Por que a saída do City pesou tanto: contexto da decisão
Walker chegou ao Milan em janeiro de 2025 após perder espaço nas laterais de Pep Guardiola. No Etihad, concorria com Rico Lewis e João Cancelo (que retornara de empréstimo) e acumulava apenas participações esporádicas na temporada 2024/25. A mudança para a Serie A parecia atender à necessidade de minutos antes da Euro 2026, mas, segundo o próprio atleta, significou abdicar do papel de liderança que exercia no elenco tetracampeão inglês.
Raio-X do rendimento no Milan
• Duração do empréstimo: 2º semestre da temporada 2024/25
• Competências exigidas: cobrir o lado direito em linha de quatro, oferecer amplitude e profundidade, além de experiência em matas-matas da Champions League.
• Utilização: Walker alternou titularidade e banco, especialmente após lesão muscular em março.
• Destaques técnicos: manteve média superior a 85% de acerto nos passes curtos, mas produziu menos cruzamentos por 90 min do que Davide Calabria, o titular original. A queda no apoio ofensivo foi apontada pela imprensa italiana como um dos motivos para o Milan não exercer a opção de compra.
Impacto tático para os clubes envolvidos
Manchester City: Ao perder Walker no meio da temporada, Guardiola precisou adaptar o jovem Rico Lewis à função de lateral invertido, solução que acabou consolidando o esquema 3-2-2-3 com John Stones como zagueiro/flutuante.
Milan: A chegada do inglês trouxe experiência a uma defesa que havia sofrido 22 gols no primeiro turno da Serie A. Contudo, a alternância de forma física impediu que se tornasse a peça de segurança pretendida por Stefano Pioli.
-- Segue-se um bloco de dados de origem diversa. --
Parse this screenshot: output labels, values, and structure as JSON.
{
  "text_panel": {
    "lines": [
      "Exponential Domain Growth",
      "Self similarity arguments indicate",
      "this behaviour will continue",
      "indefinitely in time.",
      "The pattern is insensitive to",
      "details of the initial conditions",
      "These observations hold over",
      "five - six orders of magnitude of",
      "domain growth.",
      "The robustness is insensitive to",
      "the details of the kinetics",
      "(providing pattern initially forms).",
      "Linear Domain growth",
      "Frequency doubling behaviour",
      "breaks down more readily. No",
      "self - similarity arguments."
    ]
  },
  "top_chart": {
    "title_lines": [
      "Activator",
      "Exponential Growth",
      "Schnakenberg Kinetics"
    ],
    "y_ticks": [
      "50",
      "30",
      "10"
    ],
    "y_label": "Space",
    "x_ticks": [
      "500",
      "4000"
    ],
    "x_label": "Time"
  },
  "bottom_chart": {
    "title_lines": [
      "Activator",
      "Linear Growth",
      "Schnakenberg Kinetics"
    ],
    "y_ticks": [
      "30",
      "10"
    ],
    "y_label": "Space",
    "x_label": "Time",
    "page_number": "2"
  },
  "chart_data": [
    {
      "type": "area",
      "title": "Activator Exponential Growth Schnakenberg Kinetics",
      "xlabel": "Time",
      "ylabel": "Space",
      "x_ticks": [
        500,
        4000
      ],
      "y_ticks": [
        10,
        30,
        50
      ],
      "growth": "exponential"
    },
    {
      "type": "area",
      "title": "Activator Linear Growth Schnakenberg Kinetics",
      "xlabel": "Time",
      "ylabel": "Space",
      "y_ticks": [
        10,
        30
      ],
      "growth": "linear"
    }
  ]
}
Burnley: Promovido novamente à Premier League, o clube apostou em Walker para dar liderança ao elenco de Vincent Kompany. O encaixe na linha de cinco dos Clarets permite ao lateral permanecer mais preso, preservando o vigor físico enquanto oferece saída qualificada pelo corredor.
O que esperar daqui para frente
A autocrítica pública de Walker pode funcionar como motivação extra em sua nova aventura em Turf Moor. No curto prazo, o Burnley ganha um defensor com larga experiência em pressão alta e ajusta um setor que sofreu 68 gols na Championship 2024/25. Já para o Milan, o episódio reforça a busca por laterais mais jovens e de perfil ofensivo; nomes como Tiago Santos (Lille) e Denzel Dumfries (Inter) voltam ao radar para 2026. Finalmente, o Manchester City, que renovou com Lewis até 2030, confirma a transição geracional na lateral direita, mostrando que a saída de um líder pode acelerar evolução tática quando bem administrada.
Imagem: Internet
Conclusão prospectiva — Se Walker traduzir a experiência e a lição de liderança em performance consistente no Burnley, pode não apenas prolongar a própria carreira, mas também recolocar seu nome na lista de Gareth Southgate para a Euro 2026. A adaptação nos próximos meses será decisiva para definir se o arrependimento dará lugar a um renascimento competitivo ou marcará o início de uma reta final sem grandes holofotes.